Being happy with less
and loving more
is just the beginning
we have much to explore!

          Leeann Reid
The following is letter that our guide, Aaron, sent us after we had finished our time in Brisas del Mar:


La Pandilla CELL,


That little coffee bean. Seems to have taken on a radically new meaning in my life. I am pretty confident that there are thirteen others that would feel the same way. While a simple expresso or latte would have drawn perhaps a sliver of my attention in the past, now it seems to have instigated a flood of images, memories and recuerdos.

I am certain, like many of you, that I will first think of Chico’s smiling face.

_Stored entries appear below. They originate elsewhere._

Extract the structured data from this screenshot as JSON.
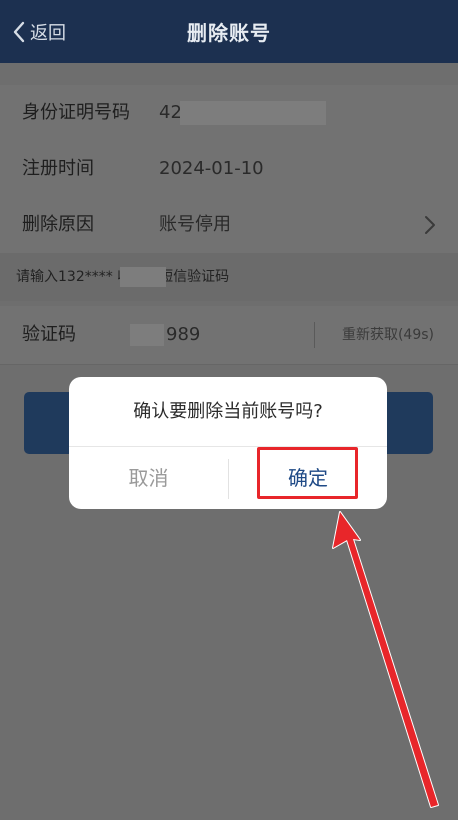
{
  "header": {
    "back_label": "返回",
    "title": "删除账号"
  },
  "form": {
    "id_number": {
      "label": "身份证明号码",
      "value": "42"
    },
    "register_time": {
      "label": "注册时间",
      "value": "2024-01-10"
    },
    "delete_reason": {
      "label": "删除原因",
      "value": "账号停用"
    },
    "sms_hint": "请输入132****      收到的短信验证码",
    "verify_code": {
      "label": "验证码",
      "value": "989",
      "resend_label": "重新获取(49s)"
    }
  },
  "dialog": {
    "message": "确认要删除当前账号吗?",
    "cancel_label": "取消",
    "confirm_label": "确定"
  },
  "colors": {
    "header_bg": "#1c3050",
    "confirm_text": "#1f4a86",
    "highlight": "#e8262a"
  }
}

That’s probably unavoidable. Then there will be a glimpse of Obed leaning on my shoulder on the car ride down the mountain and perhaps Evelyn letting me hold her for a very satisfying 60 seconds. While these mental pictures will undoubtedly push a smile on my face, I hope they also prompt me to remember the invaluable lessons of our Honduran teachers: extraordinary generosity, admirable humility and appreciation for the great opportunities that each and every one of us receive.

At the same time, it is inevitable that other images will not also appear in my head. Farm plots on unimaginably sharp slippery hillsides, 100 pound sack after one hundred pound sack carried on the backs of los corteros, and a voice of struggle and constant exertion that seems inherent in the story of just about every small scale coffee farmer. These particular images will have  another purpose. They are a reminder of our commitment and obligation, as was stated over and over again, to “take the community members with us.” Live differently, carry the message home and make a difference. I think we owe that much to our cloud forest amigos of Brisas del Mar.

As I said before, buen trabajo amigos! Your terrific attitude, willingness to absorb everything around you, and tremendous effort to get to know a rural Honduran family on such an extraordinarily personal level is nothing short of maravilloso. I wish you all the very best on the rest of your journey of learning and hope all that is taken in and learned will be converted into teaching, sharing and action in all that you do.